Jeff Law wrote:
> You can be in one of 3 states when you start the callee's prologue.
>
> 1. You're somewhere in the normal stack.
>
> 2. You've past the guard and are already in the heap or elsewhere
>
> 3. You're somewhere in the guard
>
> State #3 is what we're trying to address.  The attacker has advanced the
> stack pointer into the guard, but has not fully breached the guard.  We
> need to ensure that we hit the guard to prevent the breach.

State 3 is only interesting if all code has been built with probing enabled.

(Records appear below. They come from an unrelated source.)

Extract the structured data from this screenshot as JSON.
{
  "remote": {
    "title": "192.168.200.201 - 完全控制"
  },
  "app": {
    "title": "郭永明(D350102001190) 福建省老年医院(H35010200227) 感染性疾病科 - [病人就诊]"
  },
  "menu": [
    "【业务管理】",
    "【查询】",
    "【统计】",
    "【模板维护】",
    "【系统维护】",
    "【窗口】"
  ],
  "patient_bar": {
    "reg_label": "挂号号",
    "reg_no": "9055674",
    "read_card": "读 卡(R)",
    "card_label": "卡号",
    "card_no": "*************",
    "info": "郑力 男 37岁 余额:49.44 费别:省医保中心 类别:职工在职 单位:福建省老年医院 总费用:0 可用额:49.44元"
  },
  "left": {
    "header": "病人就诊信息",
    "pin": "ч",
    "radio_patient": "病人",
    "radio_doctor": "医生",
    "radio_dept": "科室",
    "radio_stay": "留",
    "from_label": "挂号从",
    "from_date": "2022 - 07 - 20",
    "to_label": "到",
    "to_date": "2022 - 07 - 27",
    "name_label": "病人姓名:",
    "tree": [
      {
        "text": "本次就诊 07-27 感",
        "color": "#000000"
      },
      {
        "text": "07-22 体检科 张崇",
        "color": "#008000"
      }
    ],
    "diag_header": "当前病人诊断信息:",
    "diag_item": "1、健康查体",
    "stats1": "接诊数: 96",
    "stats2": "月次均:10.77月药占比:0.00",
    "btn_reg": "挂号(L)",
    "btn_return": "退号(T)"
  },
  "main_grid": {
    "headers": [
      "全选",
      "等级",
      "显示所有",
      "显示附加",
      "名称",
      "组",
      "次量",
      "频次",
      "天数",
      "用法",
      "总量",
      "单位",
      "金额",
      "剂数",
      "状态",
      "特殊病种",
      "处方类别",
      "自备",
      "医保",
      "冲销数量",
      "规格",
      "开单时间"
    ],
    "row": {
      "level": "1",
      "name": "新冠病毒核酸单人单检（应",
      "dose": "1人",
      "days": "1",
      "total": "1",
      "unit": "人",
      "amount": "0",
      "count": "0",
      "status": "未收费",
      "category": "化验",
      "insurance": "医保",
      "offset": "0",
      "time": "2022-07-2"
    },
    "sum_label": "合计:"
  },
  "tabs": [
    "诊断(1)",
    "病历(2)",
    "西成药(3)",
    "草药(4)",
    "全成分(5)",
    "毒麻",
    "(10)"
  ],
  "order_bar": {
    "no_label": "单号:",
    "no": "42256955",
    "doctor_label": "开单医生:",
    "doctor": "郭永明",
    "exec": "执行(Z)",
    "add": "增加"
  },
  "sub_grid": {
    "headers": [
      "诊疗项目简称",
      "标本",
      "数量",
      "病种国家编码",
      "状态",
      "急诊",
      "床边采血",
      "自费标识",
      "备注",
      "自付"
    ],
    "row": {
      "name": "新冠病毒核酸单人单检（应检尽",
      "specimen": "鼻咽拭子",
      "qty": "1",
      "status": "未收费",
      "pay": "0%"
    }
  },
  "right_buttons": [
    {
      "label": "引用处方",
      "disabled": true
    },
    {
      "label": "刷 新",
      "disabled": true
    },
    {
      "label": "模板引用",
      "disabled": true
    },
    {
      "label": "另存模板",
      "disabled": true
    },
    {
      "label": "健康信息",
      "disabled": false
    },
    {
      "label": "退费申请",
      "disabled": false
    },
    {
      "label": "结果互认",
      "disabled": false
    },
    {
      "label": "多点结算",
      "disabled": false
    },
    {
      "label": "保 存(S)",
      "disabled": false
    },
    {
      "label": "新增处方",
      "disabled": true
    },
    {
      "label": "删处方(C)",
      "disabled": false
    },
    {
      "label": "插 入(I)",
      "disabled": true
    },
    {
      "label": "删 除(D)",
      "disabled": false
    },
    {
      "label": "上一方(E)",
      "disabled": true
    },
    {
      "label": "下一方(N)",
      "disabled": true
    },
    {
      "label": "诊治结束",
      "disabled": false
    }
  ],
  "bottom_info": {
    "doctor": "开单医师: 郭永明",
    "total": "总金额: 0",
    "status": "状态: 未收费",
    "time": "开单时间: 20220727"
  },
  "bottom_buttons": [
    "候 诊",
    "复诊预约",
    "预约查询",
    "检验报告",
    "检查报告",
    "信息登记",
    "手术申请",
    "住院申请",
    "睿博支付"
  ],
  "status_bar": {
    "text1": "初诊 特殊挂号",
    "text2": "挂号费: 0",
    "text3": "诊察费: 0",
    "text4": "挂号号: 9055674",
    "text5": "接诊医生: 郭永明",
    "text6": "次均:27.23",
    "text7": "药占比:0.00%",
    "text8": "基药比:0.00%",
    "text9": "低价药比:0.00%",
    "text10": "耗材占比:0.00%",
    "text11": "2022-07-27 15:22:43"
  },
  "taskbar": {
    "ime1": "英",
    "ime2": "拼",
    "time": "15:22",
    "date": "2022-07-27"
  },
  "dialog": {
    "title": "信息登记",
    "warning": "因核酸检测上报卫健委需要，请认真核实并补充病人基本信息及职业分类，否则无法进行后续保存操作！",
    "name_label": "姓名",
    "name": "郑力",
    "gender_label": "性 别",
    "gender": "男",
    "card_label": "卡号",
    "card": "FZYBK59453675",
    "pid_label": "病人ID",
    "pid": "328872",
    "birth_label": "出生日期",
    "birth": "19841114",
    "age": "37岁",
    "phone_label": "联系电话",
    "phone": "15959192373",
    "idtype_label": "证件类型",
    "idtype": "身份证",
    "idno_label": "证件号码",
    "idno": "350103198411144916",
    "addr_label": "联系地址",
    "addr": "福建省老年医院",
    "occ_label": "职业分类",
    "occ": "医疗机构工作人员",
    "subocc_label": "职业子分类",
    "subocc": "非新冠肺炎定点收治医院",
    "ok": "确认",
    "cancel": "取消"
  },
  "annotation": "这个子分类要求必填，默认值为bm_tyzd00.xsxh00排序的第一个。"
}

In 
that
case we'd define how far the caller may have gone into the guard band and the
callee will probe exactly when needed, so it's guaranteed to prevent a breach.

If the caller hasn't enabled probing and does alloca, you're simply dead 
already.
All an attacker needs to do is to increase the alloca size to complete the 
breach.

If a full breach isn't feasible in a caller (ie. no alloca) then it can only go 
a tiny
amount into the guard band since the outgoing argument size is tiny. If the 
callee
has probing enabled and uses a reasonable maximum outgoing argument size
(say more than the maximum across a whole distro), the chances you could breach
the stack guard are infinitesimal.

So I still don't understand what exactly is so much worse on AArch64.